Его день начинался не по звонку будильника, а по первому крику петуха и стуку поленьев в печи. Завтрак мог состоять из ржаного хлеба, ячменной каши (puuro) и молока. Одежда была простой и практичной: домотканая рубаха, штаны, лапти (virzad) или сапоги (sappõg’) в праздник. Игрушками служили деревянные фигурки, вырезанные отцом или старшим братом, самодельный мяч из тряпок, а главным развлечением летом — купание в реке и игры на лугу.
Зимними вечерами, при свете лучины, звучали рассказы и песни (laulud). Именно здесь, у печки, от бабушки или матери, ребёнок впервые слышал водские колыбельные, заговоры, сказки о лесных духах (haltijad) и подводном хозяине (vedenisand). Фольклор был не развлечением, а формой хранения коллективной памяти, этических норм и картины мира. Дмитрий слушал истории о том, как «кто» (tšän’) сделал ту или иную работу, как «наши» (mäđđä) ходили на сенокос, как «им» (näm̄) удалось перехитрить медведя.
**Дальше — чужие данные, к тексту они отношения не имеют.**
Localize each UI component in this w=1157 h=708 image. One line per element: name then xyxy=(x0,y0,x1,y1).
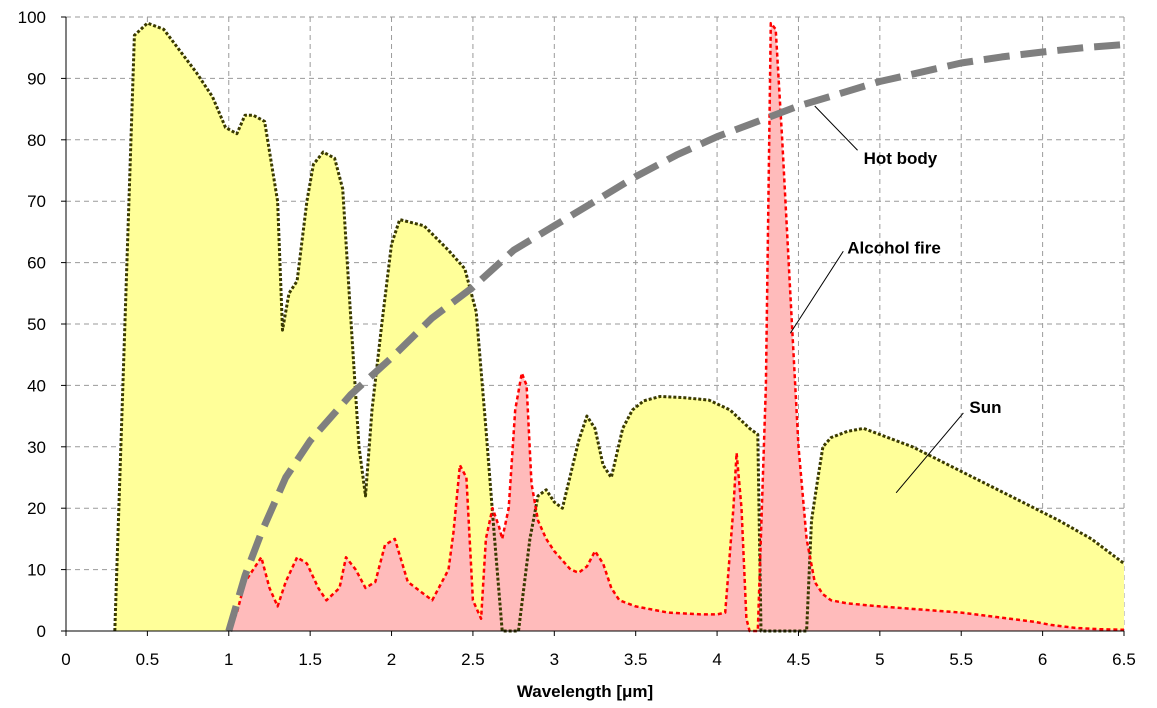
sun-leader-line xyxy=(895,412,964,494)
sun-annotation: Sun xyxy=(969,398,1001,417)
x-tick-label: 2.5 xyxy=(461,650,485,669)
x-tick-label: 4.5 xyxy=(787,650,811,669)
y-tick-label: 40 xyxy=(27,376,46,395)
x-tick-label: 1 xyxy=(224,650,233,669)
alcohol-fire-annotation: Alcohol fire xyxy=(847,238,941,257)
chart-axes xyxy=(61,16,1125,636)
hot-body-line xyxy=(225,41,1125,632)
alcohol-fire-leader-line xyxy=(789,250,844,334)
y-tick-label: 20 xyxy=(27,499,46,518)
y-tick-label: 0 xyxy=(37,622,46,641)
x-axis-title: Wavelength [μm] xyxy=(517,682,653,701)
x-tick-label: 3 xyxy=(550,650,559,669)
x-tick-label: 0.5 xyxy=(136,650,160,669)
x-tick-label: 1.5 xyxy=(298,650,322,669)
alcohol-fire-line xyxy=(227,21,1125,633)
x-tick-label: 4 xyxy=(712,650,721,669)
x-tick-label: 0 xyxy=(61,650,70,669)
x-tick-label: 3.5 xyxy=(624,650,648,669)
y-tick-label: 50 xyxy=(27,315,46,334)
tick-labels: 0 0.5 1 1.5 2 2.5 3 3.5 4 4.5 5 5.5 6 6.5 0 10 20 30 40 50 6… xyxy=(18,8,1136,669)
y-tick-label: 10 xyxy=(27,561,46,580)
annotations: Hot body Alcohol fire Sun xyxy=(789,105,1001,494)
y-tick-label: 30 xyxy=(27,438,46,457)
y-tick-label: 100 xyxy=(18,8,46,27)
y-tick-label: 60 xyxy=(27,254,46,273)
x-tick-label: 5 xyxy=(875,650,884,669)
hot-body-leader-line xyxy=(814,105,858,151)
y-tick-label: 90 xyxy=(27,69,46,88)
x-tick-label: 5.5 xyxy=(949,650,973,669)
x-tick-label: 2 xyxy=(387,650,396,669)
chart-areas xyxy=(114,23,1125,632)
x-tick-label: 6 xyxy=(1038,650,1047,669)
x-tick-label: 6.5 xyxy=(1112,650,1136,669)
hot-body-annotation: Hot body xyxy=(864,149,938,168)
y-tick-label: 70 xyxy=(27,192,46,211)
y-tick-label: 80 xyxy=(27,131,46,150)
sun-area xyxy=(114,23,1125,632)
В этих рассказах язык жил во всей своей полноте — с его специфической фонетикой (теми самыми долгими гласными и согласными, которые он позже будет тщательно фиксировать), богатой системой падежей (не 6, как в русском, а 14—16, как он позже выделит), и своеобразным синтаксисом. Это был язык действия, наблюдения за природой и тонких социальных взаимоотношений внутри общины.
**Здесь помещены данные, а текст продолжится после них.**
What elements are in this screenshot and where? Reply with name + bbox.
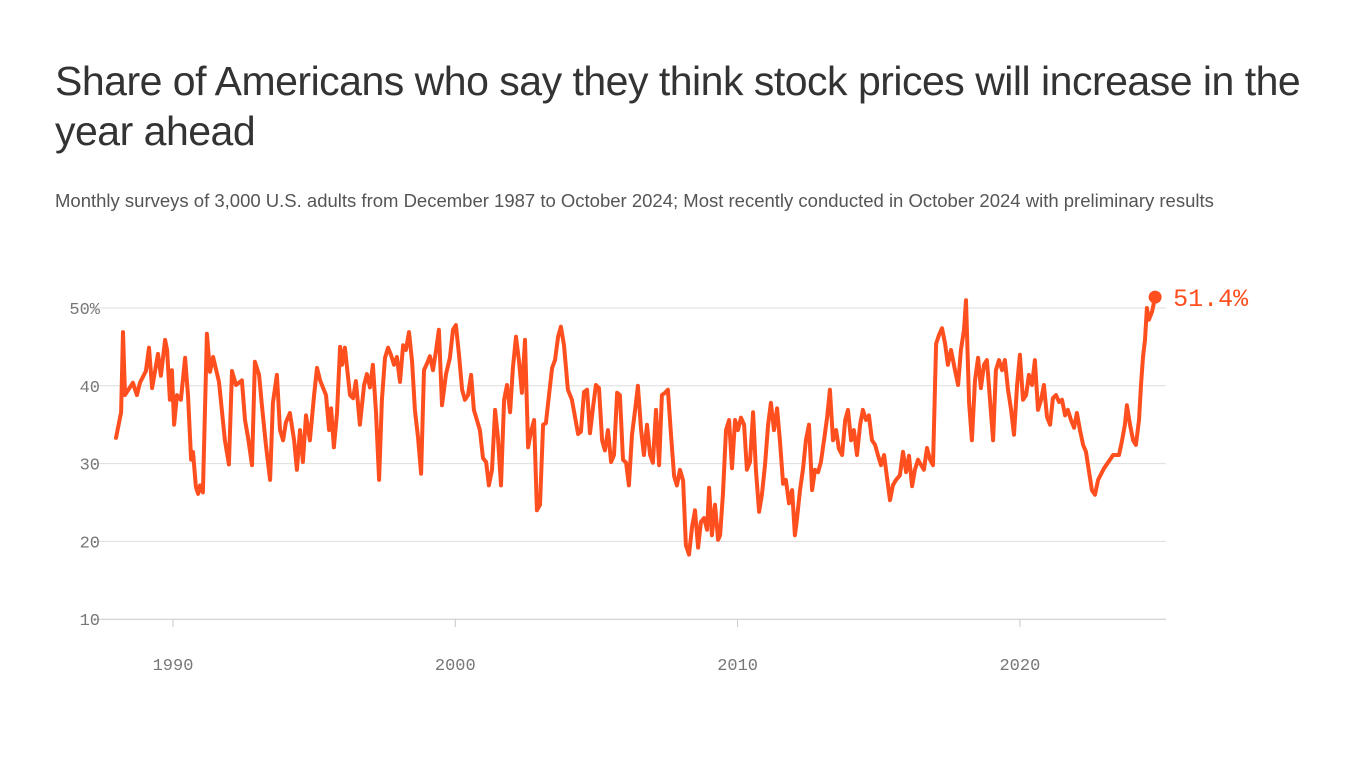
chart-subtitle: Monthly surveys of 3,000 U.S. adults fro… (55, 190, 1214, 211)
x-tick-label: 1990 (153, 657, 194, 676)
y-tick-label: 50% (69, 301, 100, 320)
y-tick-label: 30 (80, 457, 100, 476)
y-tick-label: 40 (80, 379, 100, 398)
x-tick-label: 2010 (717, 657, 758, 676)
x-axis-ticks: 1990 2000 2010 2020 (153, 619, 1040, 676)
x-tick-label: 2000 (435, 657, 476, 676)
latest-value-label: 51.4% (1173, 285, 1249, 314)
y-tick-label: 20 (80, 534, 100, 553)
chart-title: Share of Americans who say they think st… (55, 58, 1301, 154)
series-line (114, 295, 1158, 557)
latest-value-dot (1148, 290, 1162, 304)
x-tick-label: 2020 (999, 657, 1040, 676)
y-axis-ticks: 50% 40 30 20 10 (69, 301, 100, 631)
y-tick-label: 10 (80, 612, 100, 631)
Тень исчезновения: Демография и идентичность
К 1890-м годам водский народ переживал не просто ассимиляцию, а демографическую катастрофу. По данным переписи 1897 года, вожан насчитывалось чуть более 5 000 человек, и их численность неуклонно сокращалась. Краколье было одним из последних оплотов, где водский язык ещё передавался детям, но и здесь процесс был необратим.
Причины были комплексными: высокая детская смертность, эпидемии, экономическая отсталость региона. Но главное — менялась самоидентификация. В условиях, когда быть «водью» означало быть малограмотным крестьянином на окраине империи, многие, особенно молодые, начинали записываться в официальных документах как «русские» или, реже, «финны». Смешанные браки с русскими и ижорскими соседями становились всё более частыми, и в таких семьях язык-посредник, как правило, был русским.
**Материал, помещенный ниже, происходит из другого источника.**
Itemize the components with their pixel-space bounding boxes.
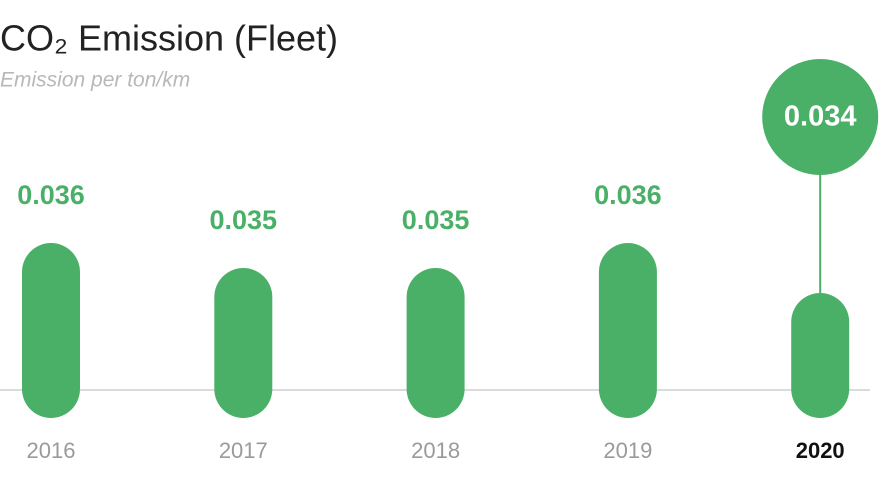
value-bubble [762,59,879,175]
bar [406,268,465,418]
value-label: 0.035 [210,205,278,235]
chart-subtitle: Emission per ton/km [0,69,190,92]
value-label: 0.036 [17,180,85,210]
bar [791,293,850,418]
x-tick-label: 2020 [796,438,845,463]
x-tick-label: 2019 [603,438,652,463]
bar [214,268,273,418]
value-label: 0.036 [594,180,662,210]
x-tick-label: 2017 [219,438,268,463]
bar [22,243,80,418]
x-tick-label: 2016 [27,438,76,463]
chart-title: CO₂ Emission (Fleet) [0,18,338,59]
bar [598,243,657,418]
value-label: 0.035 [402,205,470,235]
x-tick-label: 2018 [411,438,460,463]
value-label: 0.034 [784,101,857,133]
Чувство принадлежности к водскому народу (vađđalaizõd) ещё жило, но всё чаще оно носило не этнополитический, а культурно-бытовой характер. Это была идентичность «здесь и сейчас», слабо проецируемая в будущее.
Таким образом, Дмитрий Цветков рос в среде, которая сама осознавала свою хрупкость и обречённость. Язык, который для него был воздухом детства, для имперской статистики уже был реликтом, пережитком, обречённым на скорое забвение. Эта трагическая двойственность — глубокая внутренняя связь с миром, находящимся на грани исчезновения, — станет, возможно, одним из главных внутренних двигателей его будущей деятельности.
Итак, каким же был итоговый портрет среды, взрастившей Дмитрия Цветкова? Это был мир в напряжении между традицией и модернизацией, между целостностью малой культуры и давлением большой имперской машины. Это был мир, где многоязычие было необходимостью, но где одно из языковых начал — родное, материнское — систематически маргинализировалось.
Из этой почвы могли вырасти разные побеги. Большинство его сверстников выбрали путь наименьшего сопротивления — полную интеграцию в русскоязычное пространство. Но в Цветкове, благодаря, возможно, особой чуткости слуха, врождённой системности мышления и влиянию учителей в Гатчинской семинарии, это напряжение вылилось в иное качество. Осознание ценности того, что обесценивалось извне, и стремление зафиксировать исчезающий мир не просто в памяти, а в строгих грамматических правилах и словарных статьях.
Он не был кабинетным учёным, волею судьбы открывшим для себя экзотический язык. Он был сыном этого языка и этой земли. Его будущая грамматика 1922 года — это не только лингвистический опус, но и акт культурного самосохранения, попытка доказать, что речь кракольских крестьян — не «испорченное наречие», а сложно организованная система, достойная научного описания. И первой аудиторией для этого доказательства был, вероятно, он сам — мальчик из Краколья, ставший учителем и ощутивший потребность оправдать перед миром логику и красоту языка своего детства.